For some, learning a new language is an extracurricular activity or something they have to do for school. But for others, learning a language, namely English, is a means for getting a job and out of poverty. The problem is that many of the language-learning programs are expensive and impersonal, so Duolingo is trying to fix this.
Today at Code/Mobile, Duolingo CEO Luis von Ahn joined Re/code’s Liz Gannes onstage at the Ritz-Carlton Half Moon Bay to talk about how his company is using apps to bring more affordable and personalized solutions to language learners.
Duolingo is different from other language-learning apps like Rosetta Stone in several ways. First, it’s free. The company makes money by having its users translate international content from companies like CNN and Buzzfeed, which pay Duolingo for the service. While it sounds strange to have non-native speakers doing the translating, von Ahn said it works, and CNN hasn’t fired them yet. The translations also run through several different users to check accuracy.

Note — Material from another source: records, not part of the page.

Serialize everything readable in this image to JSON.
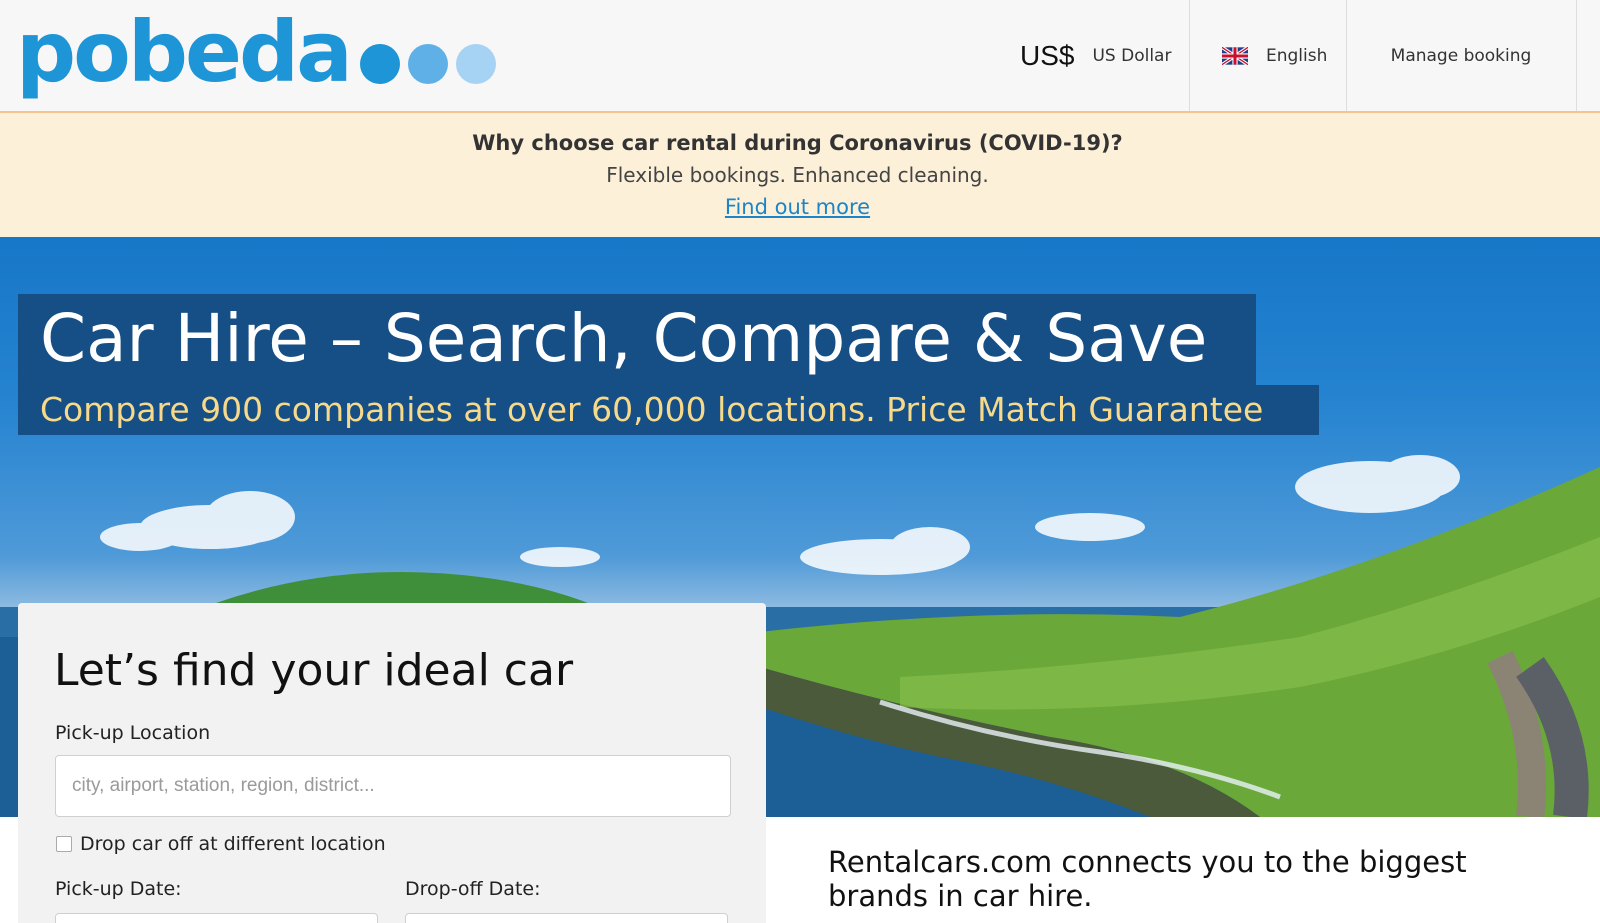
{
  "header": {
    "logo_text": "pobeda",
    "logo_dot_colors": [
      "#1d95d6",
      "#5fb0e6",
      "#a6d3f3"
    ],
    "currency_symbol": "US$",
    "currency_name": "US Dollar",
    "language": "English",
    "language_flag_icon": "uk-flag-icon",
    "manage_booking": "Manage booking"
  },
  "covid_banner": {
    "title": "Why choose car rental during Coronavirus (COVID-19)?",
    "subtitle": "Flexible bookings. Enhanced cleaning.",
    "link": "Find out more"
  },
  "hero": {
    "title": "Car Hire – Search, Compare & Save",
    "subtitle": "Compare 900 companies at over 60,000 locations. Price Match Guarantee"
  },
  "search_form": {
    "title": "Let’s find your ideal car",
    "pickup_location_label": "Pick-up Location",
    "pickup_location_placeholder": "city, airport, station, region, district...",
    "pickup_location_value": "",
    "drop_different_label": "Drop car off at different location",
    "drop_different_checked": false,
    "pickup_date_label": "Pick-up Date:",
    "dropoff_date_label": "Drop-off Date:"
  },
  "promo": {
    "text": "Rentalcars.com connects you to the biggest brands in car hire."
  },
  "colors": {
    "brand_blue": "#1d95d6",
    "banner_bg": "#fdf0d9",
    "hero_title_bg": "#164e86",
    "hero_subtitle": "#f7d98a",
    "link": "#1a85c8"
  }
}
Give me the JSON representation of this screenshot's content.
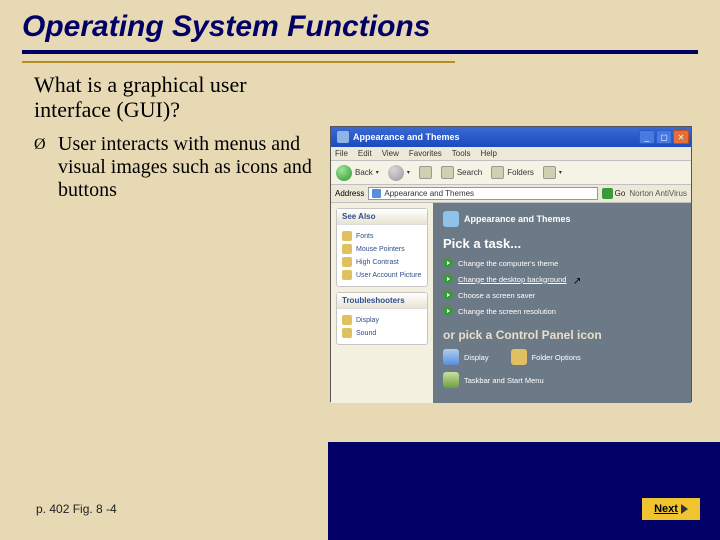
{
  "title": "Operating System Functions",
  "question": "What is a graphical user interface (GUI)?",
  "bullet_mark": "Ø",
  "bullet_text": "User interacts with menus and visual images such as icons and buttons",
  "screenshot": {
    "window_title": "Appearance and Themes",
    "menubar": [
      "File",
      "Edit",
      "View",
      "Favorites",
      "Tools",
      "Help"
    ],
    "toolbar": {
      "back": "Back",
      "search": "Search",
      "folders": "Folders"
    },
    "addrbar": {
      "label": "Address",
      "value": "Appearance and Themes",
      "go": "Go",
      "norton": "Norton AntiVirus"
    },
    "left": {
      "see_also": {
        "heading": "See Also",
        "items": [
          "Fonts",
          "Mouse Pointers",
          "High Contrast",
          "User Account Picture"
        ]
      },
      "troubleshoot": {
        "heading": "Troubleshooters",
        "items": [
          "Display",
          "Sound"
        ]
      }
    },
    "right": {
      "category": "Appearance and Themes",
      "pick_task": "Pick a task...",
      "tasks": [
        "Change the computer's theme",
        "Change the desktop background",
        "Choose a screen saver",
        "Change the screen resolution"
      ],
      "or_pick": "or pick a Control Panel icon",
      "icons": {
        "display": "Display",
        "folder": "Folder Options",
        "taskbar": "Taskbar and Start Menu"
      }
    }
  },
  "page_ref": "p. 402 Fig. 8 -4",
  "next_label": "Next"
}
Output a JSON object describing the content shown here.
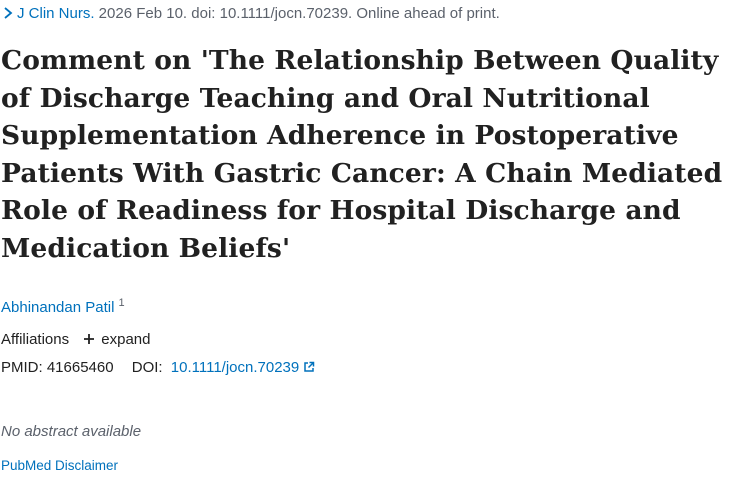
{
  "citation": {
    "journal": "J Clin Nurs.",
    "details": " 2026 Feb 10. doi: 10.1111/jocn.70239. Online ahead of print."
  },
  "article": {
    "title": "Comment on 'The Relationship Between Quality of Discharge Teaching and Oral Nutritional Supplementation Adherence in Postoperative Patients With Gastric Cancer: A Chain Mediated Role of Readiness for Hospital Discharge and Medication Beliefs'"
  },
  "authors": [
    {
      "name": "Abhinandan Patil",
      "affiliation_ref": "1"
    }
  ],
  "affiliations": {
    "label": "Affiliations",
    "expand_label": "expand"
  },
  "identifiers": {
    "pmid_label": "PMID:",
    "pmid": "41665460",
    "doi_label": "DOI:",
    "doi": "10.1111/jocn.70239"
  },
  "abstract": {
    "status": "No abstract available"
  },
  "footer": {
    "disclaimer": "PubMed Disclaimer"
  },
  "colors": {
    "link": "#0071bc",
    "text": "#212121",
    "muted": "#5b616b"
  },
  "icons": {
    "citation_toggle": "chevron-right-icon",
    "expand": "plus-icon",
    "doi": "external-link-icon"
  }
}
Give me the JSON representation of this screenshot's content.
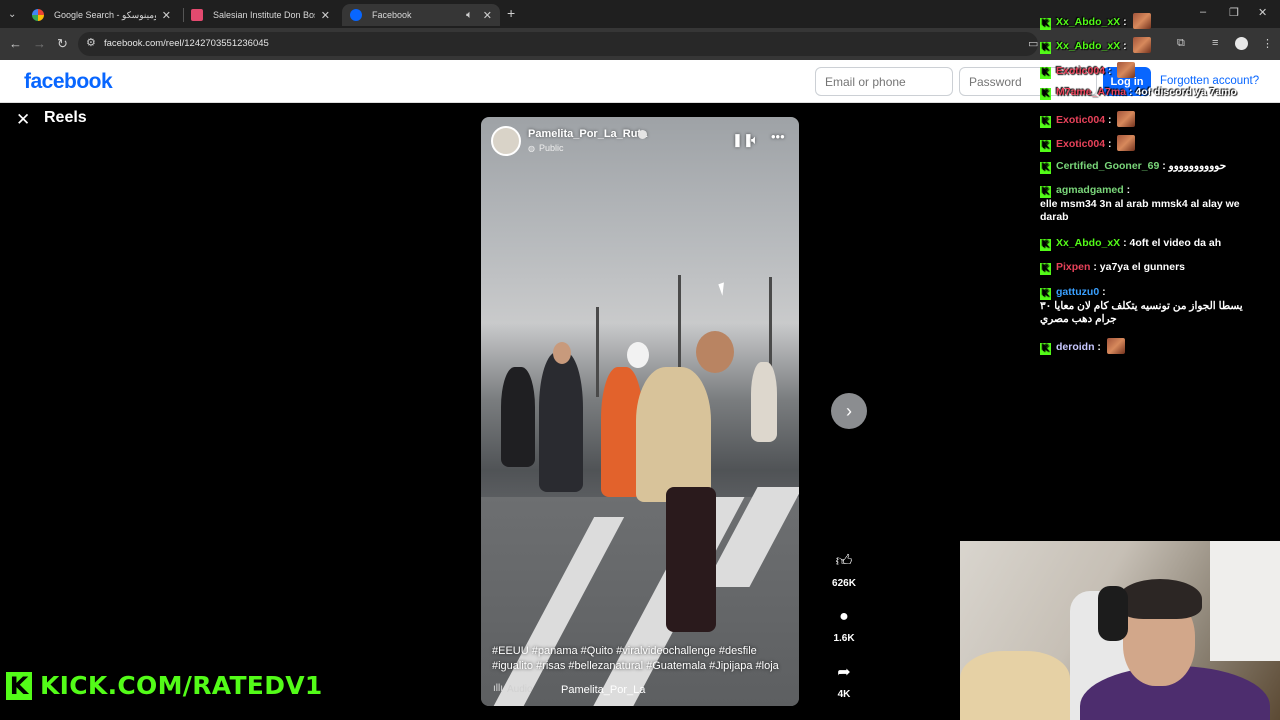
{
  "browser": {
    "tabs": [
      {
        "label": "Google Search - الدومينوسكو",
        "active": false,
        "icon": "google-icon"
      },
      {
        "label": "Salesian Institute Don Bosco",
        "active": false,
        "icon": "site-icon"
      },
      {
        "label": "Facebook",
        "active": true,
        "icon": "facebook-icon"
      }
    ],
    "url": "facebook.com/reel/1242703551236045"
  },
  "facebook": {
    "logo": "facebook",
    "email_placeholder": "Email or phone",
    "password_placeholder": "Password",
    "login_label": "Log in",
    "forgot_label": "Forgotten account?"
  },
  "reels": {
    "title": "Reels",
    "video": {
      "author": "Pamelita_Por_La_Ruta",
      "visibility": "Public",
      "caption": "#EEUU #panama #Quito #viralvideochallenge #desfile #igualito #risas #bellezanatural #Guatemala #Jipijapa #loja",
      "audio_label": "Audio",
      "audio_author": "Pamelita_Por_La"
    },
    "actions": {
      "likes": "626K",
      "comments": "1.6K",
      "shares": "4K"
    }
  },
  "stream": {
    "kick_url": "KICK.COM/RATEDV1",
    "chat": [
      {
        "user": "Xx_Abdo_xX",
        "color": "#53fc18",
        "text": "",
        "emote": true
      },
      {
        "user": "Xx_Abdo_xX",
        "color": "#53fc18",
        "text": "",
        "emote": true
      },
      {
        "user": "Exotic004",
        "color": "#e8425a",
        "text": "",
        "emote": true
      },
      {
        "user": "M7ame_A7ma",
        "color": "#e8425a",
        "text": "4of discord ya 7amo",
        "emote": false
      },
      {
        "user": "Exotic004",
        "color": "#e8425a",
        "text": "",
        "emote": true
      },
      {
        "user": "Exotic004",
        "color": "#e8425a",
        "text": "",
        "emote": true
      },
      {
        "user": "Certified_Gooner_69",
        "color": "#7ad67a",
        "text": "حوووووووووو",
        "emote": false
      },
      {
        "user": "agmadgamed",
        "color": "#7ad67a",
        "text": "elle msm34 3n al arab mmsk4 al alay we darab",
        "emote": false
      },
      {
        "user": "Xx_Abdo_xX",
        "color": "#53fc18",
        "text": "4oft el video da ah",
        "emote": false
      },
      {
        "user": "Pixpen",
        "color": "#e8425a",
        "text": "ya7ya el gunners",
        "emote": false
      },
      {
        "user": "gattuzu0",
        "color": "#3aa0ff",
        "text": "يسطا الجواز من تونسيه يتكلف كام لان معايا ٣٠ جرام دهب مصري",
        "emote": false
      },
      {
        "user": "deroidn",
        "color": "#c8c8ff",
        "text": "",
        "emote": true
      }
    ]
  },
  "colors": {
    "kick_green": "#53fc18",
    "facebook_blue": "#0866ff"
  }
}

Another difference is that Duolingo breaks up lessons into bite-size exercises that you can do while waiting for the bus, and makes learning more like a game and less like a chore. The company can also monitor when users might be having problems with a concept, and conduct tests to see when it’s best to introduce a lesson. If the app detects that the user is taking a long time to answer, Duolingo might serve up an easier question the next time. Or the company can tap user data to figure out, for example, if it’s better to introduce plurals in the Spanish language lessons earlier in the learning process or later.
When Gannes pointed out the potential creepiness of this type of monitoring, von Ahn said, “But we’re not trying to sell you anything. We’re just using that data to figure out the best way to teach you. Within a few hours, we can actually figure out if it’s better to teach plurals later or earlier. That is something that in the offline education system would have taken 15 years to figure out just because the iteration speed is so slow.”
“All education should be like this. There’s a lot of inefficiencies in today’s educational systems,” he added. “That’s why I think we can do a better job than the current educational system. I don’t think we should substitute schools. I think schools serve their own purposes, like socializing people and, I don’t know, learning about bad food from the cafeteria. But I do think the way teachers teach is going to change, and it should be done in a personalized way and fun.”
Bringing solutions to those who can’t afford spending big bucks also continues to be a focus.
The company is about to launch a Windows Phone app. Von Ahn joked that while it might not sound like a big deal to the audience at Code/Mobile, it is a huge deal for Duolingo users in developing countries where Windows Phone is the second-biggest platform behind Android.
In July, Duolingo also launched Test Center, which administers language proficiency tests for $20. The fee goes toward hiring a human proctor to watch a video of the test taker to make sure he or she isn’t receiving outside help, and it’s much less expensive than other certified tests. The standardized TOEFL iBT English test, for example, costs between $160 and $250. That said, the company has only started working with 12 U.S. universities to accept its tests.
Duolingo plans to tackle basic literacy next. Von Ahn said there are one billion adults who don’t know how to read or write, but about 100 million of them own a phone, so the company is going to try to reach them with a new app. Duolingo is still trying to figure out how to monetize the app, and there’s no launch schedule, but the company is dedicated to coming up with a solution.
“There’s just a huge problem,” von Ahn said. “There’s a billion people we have to teach how to read and write, and the current system is not getting to them.”